A few miles down the road from Moray, the Maras salt ponds have been run as a local cooperative since Inca times.
Ocean waters were trapped inland around 110 million years ago by the rising of the Andes, and evaporated to form underground salt deposits. Now deep underground, these deposits dissolve in groundwater, which rises as a small spring, and is diverted down a network of channels into evaporation ponds. Once a pond is full, the salt farmer diverts the flow and waits for salt to crystallise out before scooping it up and repeating the process. There are several grades of salt, depending on the skill of the operator and how much insoluble crud is left in the crystals. There are dozens of stalls selling salt in bags of all sizes, from as little as 1 sol for a couple of ounces. For reference, half a pound goes for USD 12 on Amazon. Oddly, nobody mentioned the fact that a unique bacterium, Salicola marasensis, was recently found living in the evaporation ponds. This is so halophilic that it cannot grow in solutions of less than 10% NaCl, and was the first species of its genus to be discovered.

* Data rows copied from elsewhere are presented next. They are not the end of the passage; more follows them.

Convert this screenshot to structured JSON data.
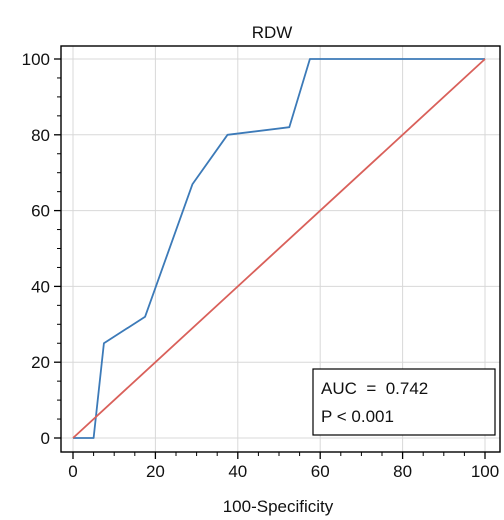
{
  "chart_data": {
    "type": "line",
    "title": "RDW",
    "xlabel": "100-Specificity",
    "ylabel": "",
    "xlim": [
      0,
      100
    ],
    "ylim": [
      0,
      100
    ],
    "x_ticks": [
      "0",
      "20",
      "40",
      "60",
      "80",
      "100"
    ],
    "y_ticks": [
      "0",
      "20",
      "40",
      "60",
      "80",
      "100"
    ],
    "grid": true,
    "series": [
      {
        "color": "#3c7ab8",
        "points": [
          {
            "x": 0,
            "y": 0
          },
          {
            "x": 5,
            "y": 0
          },
          {
            "x": 7.5,
            "y": 25
          },
          {
            "x": 17.5,
            "y": 32
          },
          {
            "x": 29,
            "y": 67
          },
          {
            "x": 37.5,
            "y": 80
          },
          {
            "x": 52.5,
            "y": 82
          },
          {
            "x": 57.5,
            "y": 100
          },
          {
            "x": 100,
            "y": 100
          }
        ]
      },
      {
        "color": "#d9605a",
        "points": [
          {
            "x": 0,
            "y": 0
          },
          {
            "x": 100,
            "y": 100
          }
        ]
      }
    ],
    "annotation": {
      "lines": [
        "AUC  =  0.742",
        "P < 0.001"
      ],
      "placement": "bottom-right"
    }
  }
}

We also saw an enormous Nativity scene made almost entirely out of crystallised salt in one of the nearby buildings. It was quite disturbing, and we were both too unsettled to take a picture.
The network of channels is fascinating, with small streams constantly branching off to ponds or to smaller networks. I spent a long time engrossed in the textures.
We visited as part of our day trip from Ollantaytambo. The boleto turistico is not valid for entry: instead there's a charge of S/10 per person.